他急忙睜開眼睛,原來自己是在啼哭中迷迷糊糊地睡著了,揉揉眼睛紅著臉,就想站起來,嘴里還解釋:
“小可走路乏了,便在途中稍憩片刻……”
忽又哎喲一聲,順著樹哧溜下去。
那人四十左右,商人打扮,急忙彎腰扶他:
“可是扭傷了腿腳?”
蘇秦苦著臉搖搖頭:
“壓、壓麻了……”
那人笑了:
“這沒關系,等一會兒血脈就通了。”
說著便坐在蘇秦身邊,解下背上的包袱,從里面拿出兩塊干糧和一個水葫蘆,遞過一塊干糧:
“過午了,墊補墊補吧,只是粗糙的很。”
蘇秦本來還想端端架子謙遜幾句客氣話。
怎奈從昨晚就水米沒沾牙,又空著肚子走了半天,早餓得前心貼后心,頭昏眼花胃抽筋。
就像那干糧上有股力道,心里想說:
請自便,不爭氣的手卻被吸了過去。
看來,人到餓極了的份上,就顧不得臉面了!
接過干糧,先狠狠地咬了一大口,抻脖、瞪眼、憋紅了臉才咽下去。
那人忙把水葫蘆再遞過去,蘇秦接過來灌了一大口,這才潤順了嗓子。
忙又啃干糧,兩口之后,那塊干糧就只剩了個邊兒。
其實那人已看出他是斷糧了,就又遞過一塊,蘇秦忙把剩下的那個“邊兒”填進口中,嚼嚼咽下。
接過第二塊,才緩過氣兒來,一呲牙說:
“不好意思,讓您見笑了。”
那人淡淡一笑:
“路上斷糧是常有的事兒,孔夫子困于陳蔡不也要過飯?
同是天涯淪落人,哪有遇難不幫之理?
何況咱倆還‘曾相識’。”
“您認識我?”蘇秦挺尷尬:
“可在下,實在、實在是不記得……”
“您是貴人多忘事,在去邯鄲途中,您曾向我問過路,我還把您送到岔路口。
怎么,趙國的事兒辦完了?
又去薊都?”
這也算他鄉遇故知了。
蘇秦毫不隱瞞地把在趙國碰釘子,想到燕國碰運氣及過去的遭遇、眼前的困難和滿腹的怨苦辛酸,全都倒了出來。

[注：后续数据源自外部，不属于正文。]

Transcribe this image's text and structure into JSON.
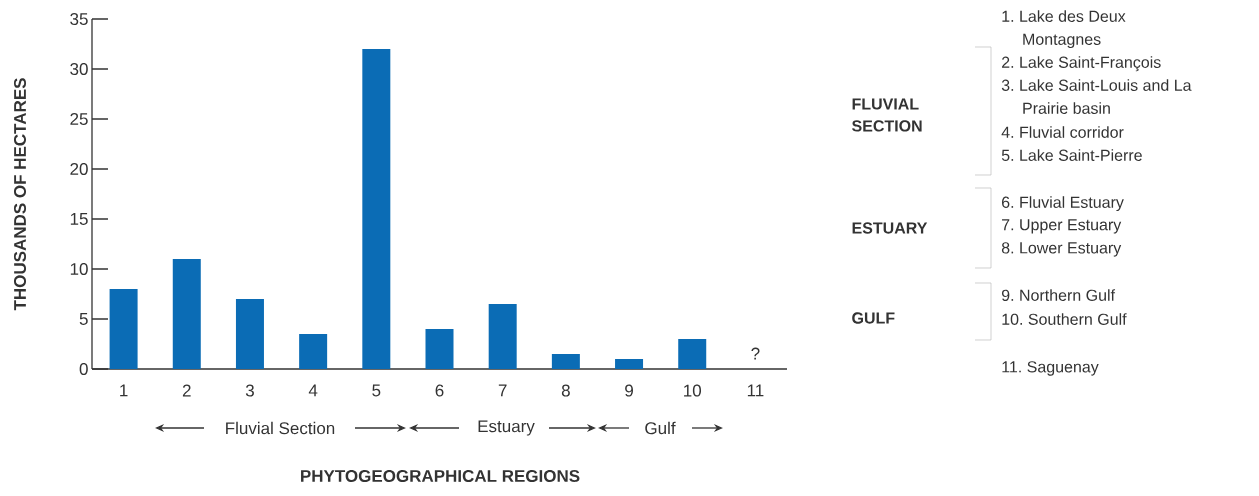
{
  "chart_data": {
    "type": "bar",
    "xlabel": "PHYTOGEOGRAPHICAL REGIONS",
    "ylabel": "THOUSANDS OF HECTARES",
    "categories": [
      "1",
      "2",
      "3",
      "4",
      "5",
      "6",
      "7",
      "8",
      "9",
      "10",
      "11"
    ],
    "values": [
      8,
      11,
      7,
      3.5,
      32,
      4,
      6.5,
      1.5,
      1,
      3,
      null
    ],
    "color": "#0b6cb5",
    "ylim": [
      0,
      35
    ],
    "yticks": [
      0,
      5,
      10,
      15,
      20,
      25,
      30,
      35
    ],
    "annotations": [
      "?",
      "Fluvial Section",
      "Estuary",
      "Gulf",
      "FLUVIAL SECTION",
      "ESTUARY",
      "GULF",
      "1. Lake des Deux Montagnes",
      "2. Lake Saint-François",
      "3. Lake Saint-Louis and La Prairie basin",
      "4. Fluvial corridor",
      "5. Lake Saint-Pierre",
      "6. Fluvial Estuary",
      "7. Upper Estuary",
      "8. Lower Estuary",
      "9. Northern Gulf",
      "10. Southern Gulf",
      "11. Saguenay"
    ]
  }
}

說到傷心處,又是哭哭啼啼,情緒非常低落,大有悔不該跳進“政治”漩渦之感。
那人聽完嘆口氣:
“看起來你們和我經商一樣,我也是在邯鄲把生意做砸了,又匆匆跑到薊都來看看能否賺一把。
人生在世,干什么都是賠賠賺賺,坎坎坷坷,哪有一帆風順的平坦大道?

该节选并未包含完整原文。